Entre l’amour et l’ultimatum : Le prix du silence
« Tu veux vraiment qu’on en parle maintenant, maman ? » La voix de mon fils Julien résonne encore dans la cuisine, froide et tranchante. Il est vingt-deux heures, la table est encore encombrée des restes du dîner, et mes mains tremblent légèrement autour de ma tasse de thé. Ma fille, Claire, détourne les yeux vers la fenêtre, feignant d’observer la pluie qui tambourine sur les carreaux. Je sens mon cœur battre trop fort, comme s’il voulait s’échapper de ma poitrine.
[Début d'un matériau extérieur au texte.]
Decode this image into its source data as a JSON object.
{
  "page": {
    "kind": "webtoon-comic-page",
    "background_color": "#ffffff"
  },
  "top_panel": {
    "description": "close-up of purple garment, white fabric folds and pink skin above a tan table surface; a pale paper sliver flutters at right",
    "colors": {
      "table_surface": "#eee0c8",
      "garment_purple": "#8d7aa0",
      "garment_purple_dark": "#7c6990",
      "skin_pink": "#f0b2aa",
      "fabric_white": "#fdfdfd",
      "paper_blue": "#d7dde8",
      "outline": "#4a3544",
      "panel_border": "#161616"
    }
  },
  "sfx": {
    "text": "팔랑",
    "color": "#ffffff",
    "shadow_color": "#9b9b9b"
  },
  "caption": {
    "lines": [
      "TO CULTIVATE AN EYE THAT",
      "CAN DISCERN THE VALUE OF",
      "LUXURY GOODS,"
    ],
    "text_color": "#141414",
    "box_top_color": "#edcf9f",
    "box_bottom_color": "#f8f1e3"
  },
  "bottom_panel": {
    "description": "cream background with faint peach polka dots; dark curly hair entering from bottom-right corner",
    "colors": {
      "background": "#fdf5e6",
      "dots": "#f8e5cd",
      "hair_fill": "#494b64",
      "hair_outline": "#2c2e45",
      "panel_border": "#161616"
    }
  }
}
Je n’ai pas choisi ce moment au hasard. Depuis des semaines, je tourne en rond dans mon appartement du centre de Nantes, seule avec mes souvenirs et mes angoisses. Les murs me semblent plus étroits chaque jour. J’ai 72 ans, veuve depuis cinq ans, et mes enfants vivent leur vie à cent à l’heure. Je ne leur en veux pas vraiment, mais je sens que je deviens invisible. Alors ce soir, j’ai décidé de leur parler franchement.
« Oui, Julien. Il faut qu’on en parle. Je ne suis plus toute jeune… Et parfois, j’ai peur. » Ma voix se brise un peu. Claire soupire, croise les bras sur sa poitrine.
« Maman, tu dramatises. On est là, non ? On vient te voir tous les dimanches… »
Je retiens un rire amer. Tous les dimanches ? Parfois ils annulent à la dernière minute pour une réunion ou une sortie avec des amis. Je me sens comme une case à cocher sur leur agenda.
« Mais si un jour je tombe malade ? Si je ne peux plus rester seule ? »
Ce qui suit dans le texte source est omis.